Die WM sollte eigentlich in der Schweiz stattfinden, doch aufgrund strenger Coronamaßnahmen wurde das Event nach Italien verlagert. Die Strecke in Imola ist dabei weniger hügelig als ursprünglich in der Schweiz angedacht, doch die zu befahrenden Höhenmeter auf der 258,2 Kilometer langen Rennstrecke ähneln dem Wert der Schweiz aufgrund von zwei steilen Anstiegen auf dem 28,8 Kilometer langen Rundkurs.

Van der Poel hatte nach dem Neustart der Saison bei Strade Bianche und Mailand-San Remo Anfang August zunächst mit seiner Form zu kämpfen. Erst in den vergangenen Wochen konnte er wieder Topleistungen abrufen, als er seinen nationalen Meisterschaftstitel verteidigte und Vierter bei den Europameisterschaften wurde.
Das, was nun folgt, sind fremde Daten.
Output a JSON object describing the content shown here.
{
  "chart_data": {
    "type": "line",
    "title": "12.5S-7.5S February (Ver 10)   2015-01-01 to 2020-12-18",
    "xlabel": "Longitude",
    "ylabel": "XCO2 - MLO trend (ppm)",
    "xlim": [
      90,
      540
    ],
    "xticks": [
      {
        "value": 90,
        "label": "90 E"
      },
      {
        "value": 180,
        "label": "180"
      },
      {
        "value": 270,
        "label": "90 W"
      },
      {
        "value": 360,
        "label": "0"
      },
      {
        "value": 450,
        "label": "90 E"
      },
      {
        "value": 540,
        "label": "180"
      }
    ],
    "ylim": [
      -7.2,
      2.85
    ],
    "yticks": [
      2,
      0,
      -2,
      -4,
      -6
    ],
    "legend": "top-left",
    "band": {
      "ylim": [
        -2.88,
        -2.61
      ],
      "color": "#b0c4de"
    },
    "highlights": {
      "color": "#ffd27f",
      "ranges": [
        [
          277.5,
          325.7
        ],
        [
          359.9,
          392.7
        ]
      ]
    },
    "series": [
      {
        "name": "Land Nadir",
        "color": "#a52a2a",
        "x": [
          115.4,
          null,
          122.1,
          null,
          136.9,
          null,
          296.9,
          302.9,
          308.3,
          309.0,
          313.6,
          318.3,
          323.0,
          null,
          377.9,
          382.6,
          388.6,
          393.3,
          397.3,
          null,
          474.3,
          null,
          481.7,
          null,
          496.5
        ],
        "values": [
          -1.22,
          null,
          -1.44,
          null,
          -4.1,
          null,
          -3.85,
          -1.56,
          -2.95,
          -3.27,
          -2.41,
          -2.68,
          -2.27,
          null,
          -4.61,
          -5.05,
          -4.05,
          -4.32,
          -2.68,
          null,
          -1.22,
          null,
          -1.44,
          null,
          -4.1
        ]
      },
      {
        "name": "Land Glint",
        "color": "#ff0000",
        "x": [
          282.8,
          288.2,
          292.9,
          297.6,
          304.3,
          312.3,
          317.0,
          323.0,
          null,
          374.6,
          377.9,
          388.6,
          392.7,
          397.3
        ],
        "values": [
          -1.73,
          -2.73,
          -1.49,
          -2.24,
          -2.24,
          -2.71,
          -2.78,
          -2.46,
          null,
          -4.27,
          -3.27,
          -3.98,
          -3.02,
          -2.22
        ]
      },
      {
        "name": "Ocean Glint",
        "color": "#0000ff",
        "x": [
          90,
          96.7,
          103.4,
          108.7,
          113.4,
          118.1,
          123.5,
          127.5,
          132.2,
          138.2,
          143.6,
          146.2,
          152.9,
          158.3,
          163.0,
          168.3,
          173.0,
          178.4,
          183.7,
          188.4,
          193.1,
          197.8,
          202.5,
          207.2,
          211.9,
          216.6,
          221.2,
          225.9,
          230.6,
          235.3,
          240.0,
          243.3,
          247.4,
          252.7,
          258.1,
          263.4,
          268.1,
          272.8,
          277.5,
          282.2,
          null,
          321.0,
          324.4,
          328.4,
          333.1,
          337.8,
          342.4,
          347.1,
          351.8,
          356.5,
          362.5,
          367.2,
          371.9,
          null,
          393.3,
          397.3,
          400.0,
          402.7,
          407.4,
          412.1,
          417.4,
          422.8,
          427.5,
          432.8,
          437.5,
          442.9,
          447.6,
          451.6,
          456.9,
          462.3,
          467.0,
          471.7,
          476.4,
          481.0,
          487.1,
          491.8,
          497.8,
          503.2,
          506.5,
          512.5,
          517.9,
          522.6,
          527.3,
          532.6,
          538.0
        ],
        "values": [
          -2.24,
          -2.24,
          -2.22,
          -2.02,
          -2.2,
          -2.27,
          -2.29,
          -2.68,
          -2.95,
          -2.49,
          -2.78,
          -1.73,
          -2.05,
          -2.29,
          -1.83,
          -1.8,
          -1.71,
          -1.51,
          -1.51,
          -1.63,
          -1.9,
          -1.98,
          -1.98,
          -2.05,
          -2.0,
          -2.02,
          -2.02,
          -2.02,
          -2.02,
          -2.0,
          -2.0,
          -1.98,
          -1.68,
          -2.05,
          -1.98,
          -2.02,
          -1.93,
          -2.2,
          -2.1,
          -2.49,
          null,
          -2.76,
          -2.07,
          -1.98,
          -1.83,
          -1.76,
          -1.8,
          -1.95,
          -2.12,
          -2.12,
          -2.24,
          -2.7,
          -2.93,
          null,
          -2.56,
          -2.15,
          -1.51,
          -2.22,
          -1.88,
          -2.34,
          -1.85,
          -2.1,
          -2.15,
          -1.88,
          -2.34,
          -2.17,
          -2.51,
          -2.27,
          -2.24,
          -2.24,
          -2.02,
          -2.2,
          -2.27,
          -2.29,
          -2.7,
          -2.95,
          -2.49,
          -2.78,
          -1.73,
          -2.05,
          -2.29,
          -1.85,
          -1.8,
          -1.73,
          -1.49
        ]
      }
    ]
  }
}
«Die Zwangspause durch das Coronavirus hat mir offensichtlich nicht gut getan. Normalerweise werde ich stärker, je mehr Rennen ich fahre und die Rennpause hat mich gehemmt. Selbst beim Start von Tirreno war mein Gefühl nicht so gut, aber es wurde besser, je weiter das Rennen fortgeschritten ist.»

Ursprünglich war die Saison Van der Poels auf die Olympischen Spiele in Tokio ausgerichtet, wo er am MTB-Wettbewerb teilnehmen wollte. Mit der Verschiebung der Spiele auf nächstes Jahr, hat sich der Fahrer nun ein strammes Herbstprogramm vorgenommen. «Im Oktober sind das vor allem Paris-Roubaix und die Flandern-Rundfahrt. Aber natürlich gibt es auch noch das Amstel Gold Race, das ich gerne wieder gewinnen würde», erklärte der Profi seine weiteren Pläne für die Saison.